General Electric took to Twitter to promote the following video critical of the tariffs:

I think there’s no denying it’s a trade war. We’re talking about some very big numbers here. The U.S. has levied tariffs on $300 billion worth of imports and about $150 billion dollars of U.S. exports has been hit retaliation so far, and it’s not clear where the off-ramp is.

The costs are going to be mounting. It’s consumers who will pay at the end of the day. It’s American companies that will see their competitiveness reduced. They will find it harder to compete and win in global markets. Tariffs are not the right solution.

The U.S. has been on a ten year economic expansion that has gotten long in the tooth. It has also benefited big business and publicly-traded companies who have feasted on $30 trillion in stimulus from the Obama administration. Some have used the economic expansion wisely. Others like GE, squandered the good times via tens in billions of share buybacks and ill-timed acquisitions at the height of the market:

Under former CEO Jeffrey Immelt the company spent tens of billions on share repurchases when the economy was much stronger. New CEO Larry Culp wants to hive off assets to pare its $115 billion debt load to protect its credit rating. The problem is that GE’s core operations are in disarray. Its Power business was supposed to be a key catalyst, but it is currently being disrupted by renewable energy.

The company doubled down in the Power sector with its $14 billion acquisition of Alstom’s Power business a few years ago. The deal was ill-timed and a complete disaster. It led to more debt and more earnings erosion. GE is now cash flow challenged and its debt is trading at junk levels.

In Larry Culp, GE is on its third CEO in less than two years. The company has $115 billion in debt and tens of billions in pension and insurance liabilities it seems unable to pay.
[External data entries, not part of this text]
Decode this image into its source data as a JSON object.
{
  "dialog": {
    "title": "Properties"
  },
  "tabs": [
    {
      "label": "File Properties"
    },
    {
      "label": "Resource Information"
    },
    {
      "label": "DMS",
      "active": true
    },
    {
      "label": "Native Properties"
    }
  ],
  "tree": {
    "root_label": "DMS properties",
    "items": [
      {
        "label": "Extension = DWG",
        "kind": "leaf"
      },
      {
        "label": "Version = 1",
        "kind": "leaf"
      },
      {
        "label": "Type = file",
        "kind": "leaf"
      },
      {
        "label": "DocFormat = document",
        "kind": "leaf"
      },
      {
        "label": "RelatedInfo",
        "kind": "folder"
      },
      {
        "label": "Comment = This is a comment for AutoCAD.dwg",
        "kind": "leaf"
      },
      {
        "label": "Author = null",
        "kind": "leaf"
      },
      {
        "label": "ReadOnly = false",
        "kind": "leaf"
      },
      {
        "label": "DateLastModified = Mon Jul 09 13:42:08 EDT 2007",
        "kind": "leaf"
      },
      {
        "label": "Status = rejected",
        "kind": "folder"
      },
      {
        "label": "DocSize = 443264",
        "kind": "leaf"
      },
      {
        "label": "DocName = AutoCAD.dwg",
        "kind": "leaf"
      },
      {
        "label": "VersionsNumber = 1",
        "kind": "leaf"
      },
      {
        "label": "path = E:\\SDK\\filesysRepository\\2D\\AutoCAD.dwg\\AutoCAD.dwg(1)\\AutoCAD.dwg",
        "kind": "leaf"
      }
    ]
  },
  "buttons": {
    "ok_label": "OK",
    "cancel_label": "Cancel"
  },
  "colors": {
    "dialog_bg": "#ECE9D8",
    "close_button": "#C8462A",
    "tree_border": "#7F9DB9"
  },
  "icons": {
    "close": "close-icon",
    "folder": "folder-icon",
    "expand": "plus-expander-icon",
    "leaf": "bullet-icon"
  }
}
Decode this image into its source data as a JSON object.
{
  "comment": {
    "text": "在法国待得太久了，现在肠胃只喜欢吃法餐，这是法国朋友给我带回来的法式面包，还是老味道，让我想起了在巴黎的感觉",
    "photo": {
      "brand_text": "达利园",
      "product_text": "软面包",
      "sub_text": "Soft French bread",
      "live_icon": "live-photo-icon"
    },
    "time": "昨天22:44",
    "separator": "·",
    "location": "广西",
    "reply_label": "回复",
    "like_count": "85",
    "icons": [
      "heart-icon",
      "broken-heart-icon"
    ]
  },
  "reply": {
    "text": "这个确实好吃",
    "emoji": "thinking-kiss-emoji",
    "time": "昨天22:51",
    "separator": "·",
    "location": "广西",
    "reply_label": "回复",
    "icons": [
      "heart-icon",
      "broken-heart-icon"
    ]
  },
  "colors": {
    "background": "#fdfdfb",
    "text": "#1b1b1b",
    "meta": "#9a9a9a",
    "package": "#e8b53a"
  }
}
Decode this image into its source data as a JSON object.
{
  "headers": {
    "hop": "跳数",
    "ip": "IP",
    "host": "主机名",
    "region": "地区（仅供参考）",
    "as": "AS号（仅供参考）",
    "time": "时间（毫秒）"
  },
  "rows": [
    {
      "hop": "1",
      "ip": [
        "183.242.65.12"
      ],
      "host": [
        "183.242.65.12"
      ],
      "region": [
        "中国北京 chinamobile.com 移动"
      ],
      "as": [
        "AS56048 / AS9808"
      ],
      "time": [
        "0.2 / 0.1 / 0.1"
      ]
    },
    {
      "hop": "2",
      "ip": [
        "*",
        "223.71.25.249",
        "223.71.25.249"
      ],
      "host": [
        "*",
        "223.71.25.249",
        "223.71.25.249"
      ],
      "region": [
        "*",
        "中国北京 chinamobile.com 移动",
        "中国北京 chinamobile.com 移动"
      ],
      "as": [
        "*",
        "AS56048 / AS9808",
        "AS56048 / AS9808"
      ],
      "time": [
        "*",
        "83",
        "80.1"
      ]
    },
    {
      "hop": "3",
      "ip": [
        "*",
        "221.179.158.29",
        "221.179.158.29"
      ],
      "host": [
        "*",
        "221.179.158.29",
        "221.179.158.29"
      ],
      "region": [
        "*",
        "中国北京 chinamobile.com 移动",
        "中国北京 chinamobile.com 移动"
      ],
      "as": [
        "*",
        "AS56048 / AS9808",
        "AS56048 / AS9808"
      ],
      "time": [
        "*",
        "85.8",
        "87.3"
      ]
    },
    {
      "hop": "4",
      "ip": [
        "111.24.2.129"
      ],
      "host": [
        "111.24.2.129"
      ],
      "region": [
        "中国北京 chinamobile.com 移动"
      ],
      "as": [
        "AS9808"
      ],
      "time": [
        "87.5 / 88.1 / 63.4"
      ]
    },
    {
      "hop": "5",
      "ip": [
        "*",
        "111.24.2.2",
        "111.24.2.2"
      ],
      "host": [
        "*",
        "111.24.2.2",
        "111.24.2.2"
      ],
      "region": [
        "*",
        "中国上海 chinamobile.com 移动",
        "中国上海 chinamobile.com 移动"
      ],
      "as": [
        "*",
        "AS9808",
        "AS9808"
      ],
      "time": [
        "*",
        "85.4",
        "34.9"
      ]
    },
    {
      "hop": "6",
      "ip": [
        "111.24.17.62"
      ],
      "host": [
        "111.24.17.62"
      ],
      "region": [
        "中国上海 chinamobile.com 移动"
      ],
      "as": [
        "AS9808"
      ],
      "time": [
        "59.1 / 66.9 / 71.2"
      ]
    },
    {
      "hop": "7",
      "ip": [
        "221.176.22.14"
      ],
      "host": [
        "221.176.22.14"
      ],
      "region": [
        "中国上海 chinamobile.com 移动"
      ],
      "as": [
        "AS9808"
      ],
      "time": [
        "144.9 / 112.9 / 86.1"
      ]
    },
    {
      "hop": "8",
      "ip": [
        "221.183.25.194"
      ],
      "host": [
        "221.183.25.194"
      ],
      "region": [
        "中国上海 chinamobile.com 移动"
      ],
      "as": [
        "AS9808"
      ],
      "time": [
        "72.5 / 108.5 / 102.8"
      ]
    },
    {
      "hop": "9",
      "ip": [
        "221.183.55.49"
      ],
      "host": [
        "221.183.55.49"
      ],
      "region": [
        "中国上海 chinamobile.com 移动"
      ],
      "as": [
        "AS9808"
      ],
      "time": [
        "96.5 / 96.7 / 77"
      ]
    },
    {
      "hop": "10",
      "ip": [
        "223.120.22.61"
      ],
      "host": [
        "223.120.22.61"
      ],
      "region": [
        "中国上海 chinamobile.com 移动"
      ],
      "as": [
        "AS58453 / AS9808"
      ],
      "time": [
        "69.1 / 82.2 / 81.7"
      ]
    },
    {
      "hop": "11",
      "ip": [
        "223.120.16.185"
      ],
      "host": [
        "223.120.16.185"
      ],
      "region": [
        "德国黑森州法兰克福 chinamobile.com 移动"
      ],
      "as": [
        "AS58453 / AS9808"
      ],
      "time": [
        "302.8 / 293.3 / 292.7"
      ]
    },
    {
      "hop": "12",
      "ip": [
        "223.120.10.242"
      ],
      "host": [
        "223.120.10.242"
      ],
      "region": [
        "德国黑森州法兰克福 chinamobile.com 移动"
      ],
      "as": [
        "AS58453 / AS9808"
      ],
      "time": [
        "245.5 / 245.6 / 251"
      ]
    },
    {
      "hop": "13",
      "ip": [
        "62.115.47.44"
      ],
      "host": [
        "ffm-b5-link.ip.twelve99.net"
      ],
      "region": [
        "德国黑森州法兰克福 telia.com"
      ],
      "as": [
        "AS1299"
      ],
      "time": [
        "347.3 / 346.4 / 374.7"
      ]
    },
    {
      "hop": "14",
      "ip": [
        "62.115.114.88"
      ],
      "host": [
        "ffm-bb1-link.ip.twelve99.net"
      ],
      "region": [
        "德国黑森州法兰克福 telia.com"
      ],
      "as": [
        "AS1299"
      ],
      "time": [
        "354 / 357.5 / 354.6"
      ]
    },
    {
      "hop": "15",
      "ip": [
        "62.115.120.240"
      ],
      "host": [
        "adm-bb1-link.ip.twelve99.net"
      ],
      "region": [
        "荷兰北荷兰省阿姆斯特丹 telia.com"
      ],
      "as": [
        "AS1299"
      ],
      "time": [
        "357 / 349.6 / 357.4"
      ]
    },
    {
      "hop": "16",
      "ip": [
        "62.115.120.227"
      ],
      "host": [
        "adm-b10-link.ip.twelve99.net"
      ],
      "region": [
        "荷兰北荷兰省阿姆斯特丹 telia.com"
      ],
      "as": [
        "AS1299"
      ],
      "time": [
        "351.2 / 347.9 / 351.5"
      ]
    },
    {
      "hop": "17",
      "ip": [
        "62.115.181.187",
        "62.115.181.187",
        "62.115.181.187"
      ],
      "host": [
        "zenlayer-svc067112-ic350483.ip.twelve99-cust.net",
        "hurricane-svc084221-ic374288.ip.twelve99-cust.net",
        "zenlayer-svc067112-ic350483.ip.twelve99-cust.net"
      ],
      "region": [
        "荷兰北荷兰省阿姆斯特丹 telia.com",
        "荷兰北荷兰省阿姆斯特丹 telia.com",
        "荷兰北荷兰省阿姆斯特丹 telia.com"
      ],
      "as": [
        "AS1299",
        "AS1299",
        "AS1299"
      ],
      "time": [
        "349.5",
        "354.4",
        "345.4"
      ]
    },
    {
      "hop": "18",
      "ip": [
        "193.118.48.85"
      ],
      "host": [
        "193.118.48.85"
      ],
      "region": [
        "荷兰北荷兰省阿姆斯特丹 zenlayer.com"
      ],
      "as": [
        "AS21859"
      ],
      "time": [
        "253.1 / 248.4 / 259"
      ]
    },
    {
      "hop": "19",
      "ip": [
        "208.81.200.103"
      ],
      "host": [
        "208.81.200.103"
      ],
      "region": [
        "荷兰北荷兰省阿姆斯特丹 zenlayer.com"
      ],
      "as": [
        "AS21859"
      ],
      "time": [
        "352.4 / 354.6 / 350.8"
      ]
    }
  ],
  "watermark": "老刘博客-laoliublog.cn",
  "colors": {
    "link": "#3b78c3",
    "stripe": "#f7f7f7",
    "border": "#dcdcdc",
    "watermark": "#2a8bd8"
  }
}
GE’s true talent is lobbying politicians for bail outs, tax breaks and protection. It is now under the protection of the rating agencies who will not lower its debt to junk status though GE appears on the brink of bankruptcy. Where’s Bernie Sanders?

GE and Larry Culp will need as many allies as possible to continue the give the company the same special treatment it received from Barack Obama and the rating agencies during the Financial Crisis. Given its weakened status and prior corporate welfare, it should be the last company crying about tariffs.

GE is spot on about Trump’s failed tariffs policy. However, it is the wrong company that should be making any noise.